Daher wurde mit der Coordinated Universal Time (UTC) eine neue Zeitskala definiert, deren Zeiteinheit die SI-Sekunde (realisiert durch Atomuhren) ist. UTC bietet sowohl eine hochkonstante Zeiteinheit als auch Übereinstimmung mit dem Sonnenlauf. Aus diesem Grunde ist UTC heute die einheitliche Grundlage für die Zeitbestimmung im täglichen Leben. Sie wird über Zeitsender und andere Zeitdienste öffentlich verbreitet. Die UTC ist somit auch eine Grundlage von Zeitangaben geworden, welche international verwendet werden.

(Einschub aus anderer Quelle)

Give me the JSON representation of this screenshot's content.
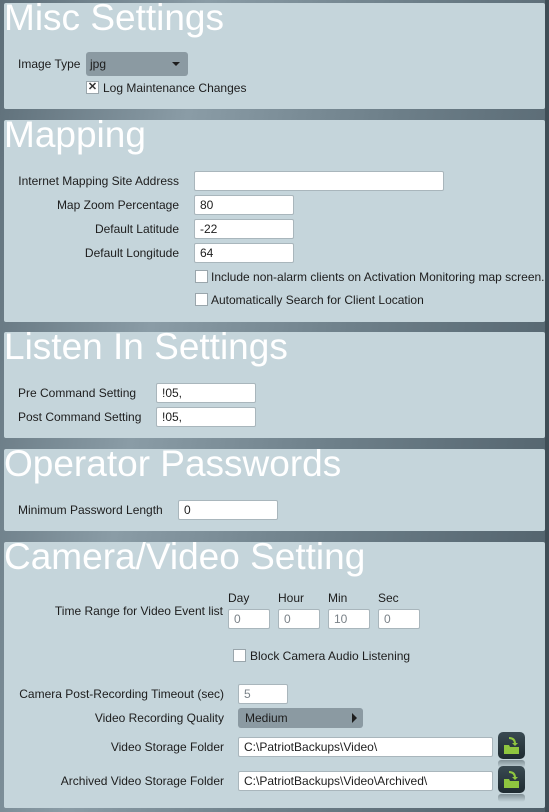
{
  "misc": {
    "title": "Misc Settings",
    "image_type_label": "Image Type",
    "image_type_value": "jpg",
    "log_maintenance_label": "Log Maintenance Changes",
    "log_maintenance_checked": true,
    "log_maintenance_mark": "✕"
  },
  "mapping": {
    "title": "Mapping",
    "site_address_label": "Internet Mapping Site Address",
    "site_address_value": "",
    "zoom_label": "Map Zoom Percentage",
    "zoom_value": "80",
    "latitude_label": "Default Latitude",
    "latitude_value": "-22",
    "longitude_label": "Default Longitude",
    "longitude_value": "64",
    "include_nonalarm_label": "Include non-alarm clients on Activation Monitoring map screen.",
    "include_nonalarm_checked": false,
    "auto_search_label": "Automatically Search for Client Location",
    "auto_search_checked": false
  },
  "listen_in": {
    "title": "Listen In Settings",
    "pre_label": "Pre Command Setting",
    "pre_value": "!05,",
    "post_label": "Post Command Setting",
    "post_value": "!05,"
  },
  "passwords": {
    "title": "Operator Passwords",
    "min_length_label": "Minimum Password Length",
    "min_length_value": "0"
  },
  "camera": {
    "title": "Camera/Video Setting",
    "time_range_label": "Time Range for Video Event list",
    "day_label": "Day",
    "day_value": "0",
    "hour_label": "Hour",
    "hour_value": "0",
    "min_label": "Min",
    "min_value": "10",
    "sec_label": "Sec",
    "sec_value": "0",
    "block_audio_label": "Block Camera Audio Listening",
    "block_audio_checked": false,
    "timeout_label": "Camera Post-Recording Timeout (sec)",
    "timeout_value": "5",
    "quality_label": "Video Recording Quality",
    "quality_value": "Medium",
    "storage_label": "Video Storage Folder",
    "storage_value": "C:\\PatriotBackups\\Video\\",
    "archive_label": "Archived Video Storage Folder",
    "archive_value": "C:\\PatriotBackups\\Video\\Archived\\"
  },
  "colors": {
    "panel_bg": "#c5d5db",
    "folder_icon": "#8fc63f"
  }
}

In den Angaben der Weltzeituhr sind die Umstellungen bereits berücksichtigt. Die Angaben "UTC +X" oder "UTC -X" geben die tatsächliche momentane Differenz der jeweiligen Landeszeit zu UTC an.
Wegen der Erddrehung ist die jeweilige Ortszeit im gleichen Augenblick unterschiedlich, und zwar pro 15° Längenunterschied um 1 Stunde. Deshalb schlug der Kanadier Sandford Fleming vor, die Erde in 24 Stundenzonen einzuteilen und jede Zone mit einem Buchstaben zu kennzeichnen.
Von dem durch die Sternwarte Greenwich führenden Nullmeridian aus teilte man eine +/- 7°30' breite Zone ein, in der die Z - Zeit oder Greenwich Mean Time GMT gilt. Alle 15° weiter in östliche Richtung wurde eine weitere Zone (A, B, ...M) gebildet, in der jeweils 1 Stunde hinzuaddiert wird. Alle 15° weiter in westliche Richtung wurde eine weitere Zone (N, O, ...Y) gebildet, in der jeweils 1 Stunde subtrahiert wird. So entstanden 24 Zeitzonen für einen Tagesumlauf.
Der 180. Längengrad trennt die beiden Tage voneinander, weshalb er Datumsgrenze genannt wird. Beim Überschreiten von Ost nach West bleibt das Datum unverändert, beim Überschreiten von West nach Ost muss das Datum um einen Tag erhöht werden.